Matt Boyd and Jeff Francis: The Difference Between AAA and MLB
Baseball is a curious game, isn’t it. From one day to the next, one month to the next, one year to the next a player can shine or he can turn into the goat. Try as we might, there is no way to truly and definitively predict with certainty how a player will perform. All the fancy stats can provide is a ‘best guess’. Perhaps, this even more true when you gauge performance from one level to the next. Take, for example, pitching in AAA versus pitching at the big league level. We can’t predict how things will play out for given players.
That might be because there is a big difference in pitching at the two levels. We’ve all heard that the big league level is better. We know this. D’uh. The lineup is full of guys who can hit. They are smarter, too. They can read pitchers and their stuff better. The lights are brighter, the crowds are bigger, the umpires are better. Thursday’s debacle, not withstanding. Everything is just better. Therefore, for a pitcher, it is harder. And, there may be no better examples of this than Jeff Francis and Matt Boyd.
Toronto Blue Jays
On Thursday night, 34 year old Canadian, Jeff Francis threw a pretty decent ball game. He went 6 innings, giving up 2 earned runs on 6 hits. He also struck out 10 batters. This was a good night of work. But, what makes it much more interesting is that coming into the contest, Francis had a streak of 18 scoreless innings. It was snapped in the 3rd after picking up 3 more innings. So, at 21 innings, he gave up 2 runs. Right after that, he was perfect for the rest of the game to start a new streak.
Major League level- In 11 years up and down, to and from MLB Francis has had mixed success. Overall, he’s compiled a 72-82 record with a 4.97 ERA and an ERA+ of 93. However, he hasn’t had a taste of what many would call “success” since his time in Colorado from 2005 through 2007. In 2005, he finished 6th in Rookie of the Year voting and in 2007, he was 9th in Cy Young voting. In his Rocky Mountain time, he went 44-32. He hasn’t had more than 12 starts at the MLB level since 2013.
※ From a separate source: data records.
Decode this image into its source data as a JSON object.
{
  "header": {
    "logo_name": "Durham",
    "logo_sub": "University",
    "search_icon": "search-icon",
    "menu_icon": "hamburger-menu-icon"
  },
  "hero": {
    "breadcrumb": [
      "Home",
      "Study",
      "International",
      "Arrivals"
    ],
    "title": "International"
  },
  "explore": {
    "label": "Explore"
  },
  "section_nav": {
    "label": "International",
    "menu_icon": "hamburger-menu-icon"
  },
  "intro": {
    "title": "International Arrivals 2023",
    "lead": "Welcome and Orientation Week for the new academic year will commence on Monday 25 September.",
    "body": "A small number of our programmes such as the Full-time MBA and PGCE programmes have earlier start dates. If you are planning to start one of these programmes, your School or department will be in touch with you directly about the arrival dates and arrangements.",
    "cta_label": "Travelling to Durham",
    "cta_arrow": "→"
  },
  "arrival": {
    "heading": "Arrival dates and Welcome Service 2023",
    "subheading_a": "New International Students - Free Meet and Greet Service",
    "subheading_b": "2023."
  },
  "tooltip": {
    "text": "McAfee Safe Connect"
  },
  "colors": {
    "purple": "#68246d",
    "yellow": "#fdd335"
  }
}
The argument can be made that pitching at the big league level has presented quite the challenge for him. Take this season, for example. In 8 games, he’s 1-2 with a 6.75 ERA. Now, none of that time has been as a starter, but in 12 innings of work, we’re reminded why Francis hasn’t had success at the big league level in a while. Hitters are working him for 12 hits per nine innings. His WHIP sits at 1.750.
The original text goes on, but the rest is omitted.